For us, trying to be ultra-savvy, refusing to own up to sometimes being as baffled as our parents’ generation at unfathomable, difficult-to-comprehend new poetry, listening to Dylan and Cohen made us in some way, if not part of the revolution, at least definitely not part of the establishment. We were making a statement with bell-bottoms and blue jeans. We read Sartre – well, a potted version at first, with existentialism explained to us by a young Jesuit, newly minted from the Sorbonne. Jeans-clad Father Cyril Desbrulais announced, radically for the 1970s, ‘For Christ’s sake, call me Cyril! I’m not your father, I assure you.’ We took pleasure in dressing funny, singing different and debunking the establishment. With the unmitigated arrogance and complete certainty of youth, everything old was hypocritical and loathsome. The generation gap was announced in our times. Cohen was iconic. A students’ revolt happened in Paris. It trickled south to Asia, to India, to us.

We listened to his lyrics carefully: new, hitherto unknown, forbidden ideas for 1970s Indian teenagers brought up almost in Victorian mode. We were the last relics of the Raj. ‘I remember you well in Chelsea hotel. You were famous, your love was a legend.’ Exotic, sometimes erotic, passion and pathos combined. And he still managed to be profound. All in that gravelly, melancholy, mesmerizing voice. I read somewhere that Cohen was called ‘the high priest of pathos’ and the ‘godfather of gloom’. That he certainly was. But he spoke to a generation that was trying to find itself. Searching for its soul in a time when merely chasing money was so not cool. When protesting unjust wars was what students did. He expressed the torment and confusion, the innermost turmoil young people were experiencing in the 1960s and 1970s. People who had rejected the establishment but not found anything to replace it.

His ‘Songs of Love and Hate’ was my favourite record. ‘Hallelujah’ took the world by storm more recently. And now my kids love it. Cohen looked inward into our deepest feelings. Into our darkest moments, possibly because he struggled with depression for decades. He embraced Zen Buddhism, which apparently helped him give up his quota of four bottles of wine a day and dispelled the dark depression.

Cohen refused to behave like an 82 year old. He continued composing and singing until the very end, releasing his 14th and epic last album, ‘You Want It Darker’, just last month, to rave reviews.

His attitude to life is best summed up by his son Adam. ‘This old man,’ Adam recalls, ‘who was truly in pain and discomfort, would at some intervals get out of his medical chair and dance in front of his speakers.
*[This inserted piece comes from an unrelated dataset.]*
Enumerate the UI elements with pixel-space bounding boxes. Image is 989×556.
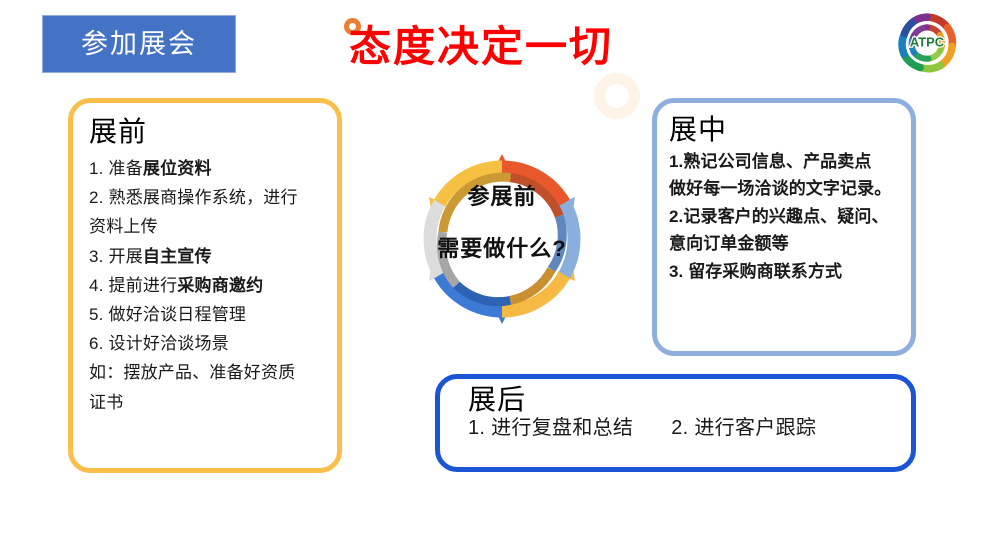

And sometimes, we would put on a song and listen to it on repeat just like teenagers, with the help of medical marijuana.’

It’s the final irony. The kind of dream ending Cohen would have laughed at. What more could anyone, poet or philosopher, have asked for? He certainly did it his way. So we, his fans, should celebrate his life. Sing. Because our generation was privileged with icons who soared above the ordinary.

Yes indeed, we must sing Hallelujah! Nothing else will suffice.